The three state officials, all of who are, unsurprisingly, Republicans, touted the "Florida Arms and Ammo Act," a first-in-the-country policy proposal to ban the tracking of sales of guns and ammo through merchant category codes.
The proposal was introduced by Florida Commissioner of Agriculture Wilton Simpson, along with state Sen. Danny Burgess and state Rep. John Snyder, who argued that the codes would create something of a gun and ammunition registry for Florida residents, The Epoch Times reported this week.
“We are all blessed to live in the free state of Florida where our Second Amendment rights are valued and protected, but Democrats in Washington continue to try to chip away at these rights—and we must stay vigilant,” Simpson, a former state Senate president who was sworn in recently as the state's agriculture commissioner, noted in a statement.
The outlet reported further:
Gun-control advocates and Democrat lawmakers pushed for the International Organization for Standardization (ISO) to recently adopt new merchant category codes that can be used to identify retail sales of firearms and ammunition when made by credit card.
A coalition of national gun-control groups, including Guns Down America, Giffords, Brady, and New Yorkers Against Gun Violence, issued a joint statement applauding the new tracking codes when the ISO approved their creation in September 2022.
The groups said that the decision “paves the way for credit card companies to help law enforcement preempt mass shootings and firearm trafficking by identifying suspicious patterns of firearms and ammunition purchases” via the merchant codes for some 9,000 federally licensed firearms dealers in the United States.
At the same time, major credit card companies have agreed to implement the codes, with liberty-stealing authoritarian Democrats in Congress praising the decision in a letter to American Express, Mastercard, and Visa.

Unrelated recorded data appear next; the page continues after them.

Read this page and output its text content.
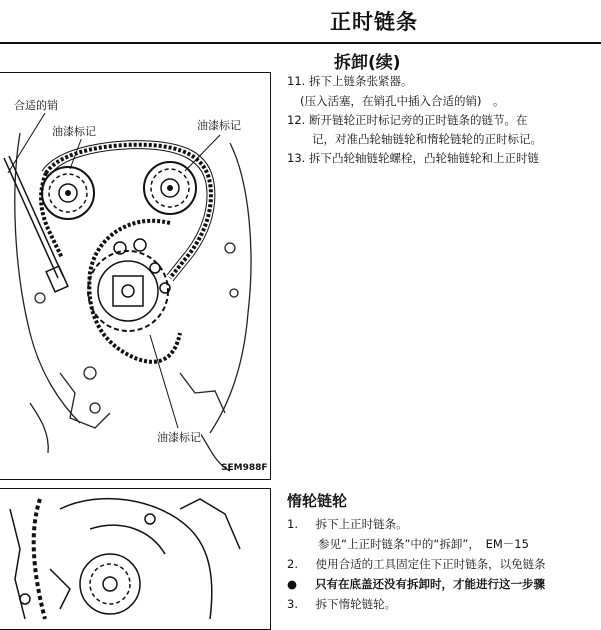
正时链条
拆卸(续)
11. 拆下上链条张紧器。
(压入活塞，在销孔中插入合适的销)　。
12. 断开链轮正时标记旁的正时链条的链节。在
记，对准凸轮轴链轮和惰轮链轮的正时标记。
13. 拆下凸轮轴链轮螺栓，凸轮轴链轮和上正时链
合适的销
油漆标记	油漆标记
油漆标记
SEM988F
惰轮链轮
1. 拆下上正时链条。
参见“上正时链条”中的“拆卸”，　EM－15
2. 使用合适的工具固定住下正时链条，以免链条
● 只有在底盖还没有拆卸时，才能进行这一步骤
3. 拆下惰轮链轮。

“This sensible decision also reflects a commitment to prevent gun violence and the unnecessary loss of life,” reads the Oct. 20, 2022, letter, signed by 118 Dems in total, without a single Republican member signing on.
In addition to Florida, 23 other state attorneys general have contacted the credit card companies and have asked them not to track gun and ammo purchases.
“First, efforts to track and monitor sales at gun stores would only result in vague and misleading information. This categorization would not recognize the difference, for example, between the purchase of a gun safe and a firearm,” they noted in a letter to the companies in September.
The codes also would not accurately capture gun sales at some department stores, which would result in “arbitrarily disparate treatment” targeting sellers and buyers at gun stores.
“More importantly, purposefully tracking this information can only result in its misuse, either unintentional or deliberate,” the attorneys general wrote.
The state AGs went on to note that tracking such information “only matters if your institutions are considering using that information to take further, harmful action—like infringing upon consumer privacy, inhibiting constitutionally protected purchases by selectively restricting the use of your payment systems, or otherwise withholding your financial services from targeted ‘disfavored’ merchants.”
“The Second Amendment is a fundamental right, but it’s also a fundamental American value. Our financial institutions should stop lending their market power to those who wish to attack that value,” they wrote, adding they are prepared to go to court, if need be, “to protect our citizens and consumers from unlawful attempts to undermine their constitutional rights.”